De proceskosten komen voor rekening van CITT, omdat zij voor het grootste deel ongelijk krijgt (artikel 237 Rv). De kantonrechter begroot de kosten die CITT aan [eiser] moet betalen op € 148,04 aan dagvaardingskosten, € 732,00 aan griffierecht, € 814,00 aan salaris voor de gemachtigde en € 135,- aan nakosten. Dat is in totaal € 1.829,04. Hier kan nog een bedrag bij komen als dit vonnis wordt betekend.

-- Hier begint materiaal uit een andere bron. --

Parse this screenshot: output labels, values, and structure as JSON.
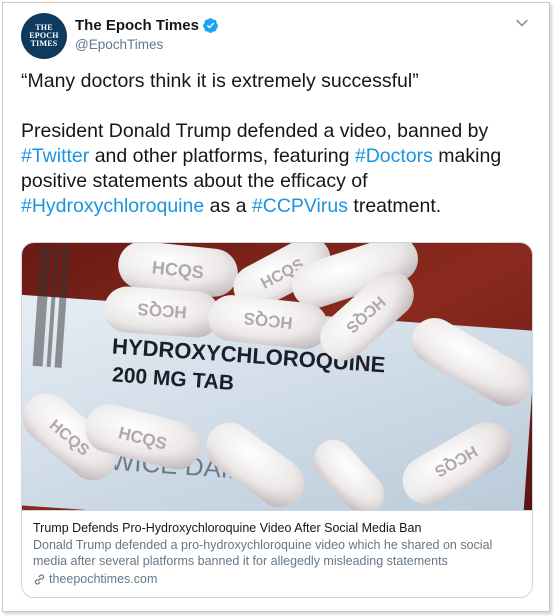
{
  "account": {
    "display_name": "The Epoch Times",
    "handle": "@EpochTimes",
    "avatar_logo_text": "THE\nEPOCH\nTIMES",
    "verified": true
  },
  "tweet": {
    "quote": "“Many doctors think it is extremely successful”",
    "body_parts": {
      "p1": "President Donald Trump defended a video, banned by ",
      "tag_twitter": "#Twitter",
      "p2": " and other platforms, featuring ",
      "tag_doctors": "#Doctors",
      "p3": " making positive statements about the efficacy of ",
      "tag_hcq": "#Hydroxychloroquine",
      "p4": " as a ",
      "tag_ccp": "#CCPVirus",
      "p5": " treatment."
    }
  },
  "card": {
    "title": "Trump Defends Pro-Hydroxychloroquine Video After Social Media Ban",
    "description": "Donald Trump defended a pro-hydroxychloroquine video which he shared on social media after several platforms banned it for allegedly misleading statements",
    "domain": "theepochtimes.com",
    "image": {
      "label_line1": "HYDROXYCHLOROQUINE",
      "label_line2": "200 MG TAB",
      "label_line3": "TWICE DAILY",
      "pill_imprint": "HCQS"
    }
  },
  "colors": {
    "link_blue": "#1b95e0",
    "verified_blue": "#1da1f2",
    "avatar_navy": "#0e3a5e",
    "muted_gray": "#657786"
  },
  "icons": [
    "verified-icon",
    "chevron-down-icon",
    "link-icon"
  ]
}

Dit vonnis is uitvoerbaar bij voorraad
2.12.
Dit vonnis wordt uitvoerbaar bij voorraad verklaard, omdat [eiser] dat eist en CITT daar geen bezwaar tegen heeft gemaakt (artikel 233 Rv). Dat betekent dat het vonnis meteen mag worden uitgevoerd, ook als één van de partijen aan een hogere rechter vraagt om de zaak opnieuw te beoordelen.

3.De beslissing

De kantonrechter:
3.1.
veroordeelt CITT om aan [eiser] te betalen € 2.661,29 netto met de wettelijke verhoging zoals bedoeld in artikel 7:625 BW van 25%, met de wettelijke rente zoals bedoeld in artikel 6:119 BW daarover vanaf de datum van dit vonnis tot de dag dat volledig is betaald;
3.2.
veroordeelt CITT om aan [eiser] te betalen € 6.509,66 bruto met de wettelijke verhoging zoals bedoeld in artikel 7:625 BW van 25%, met de wettelijke rente zoals bedoeld in artikel 6:119 daarover vanaf de datum van dit vonnis tot de dag dat volledig is betaald;
3.3.
veroordeelt CITT om uiterlijk veertien dagen na de datum van deze uitspraak een deugdelijke eindafrekening aan [eiser] te sturen en bepaalt dat CITT voor iedere dag of gedeelte daarvan dat [eiser] die eindafrekening later ontvangt € 100,00 aan [eiser] moet betalen, met een maximum van € 5.000,00;
3.4.
veroordeelt CITT in de proceskosten, die aan de kant van [eiser] worden begroot op € 1.829,04;
3.5.
verklaart dit vonnis uitvoerbaar bij voorraad;
3.6.
wijst al het andere af.
Dit vonnis is gewezen door mr. R.R. Roukema en in het openbaar uitgesproken.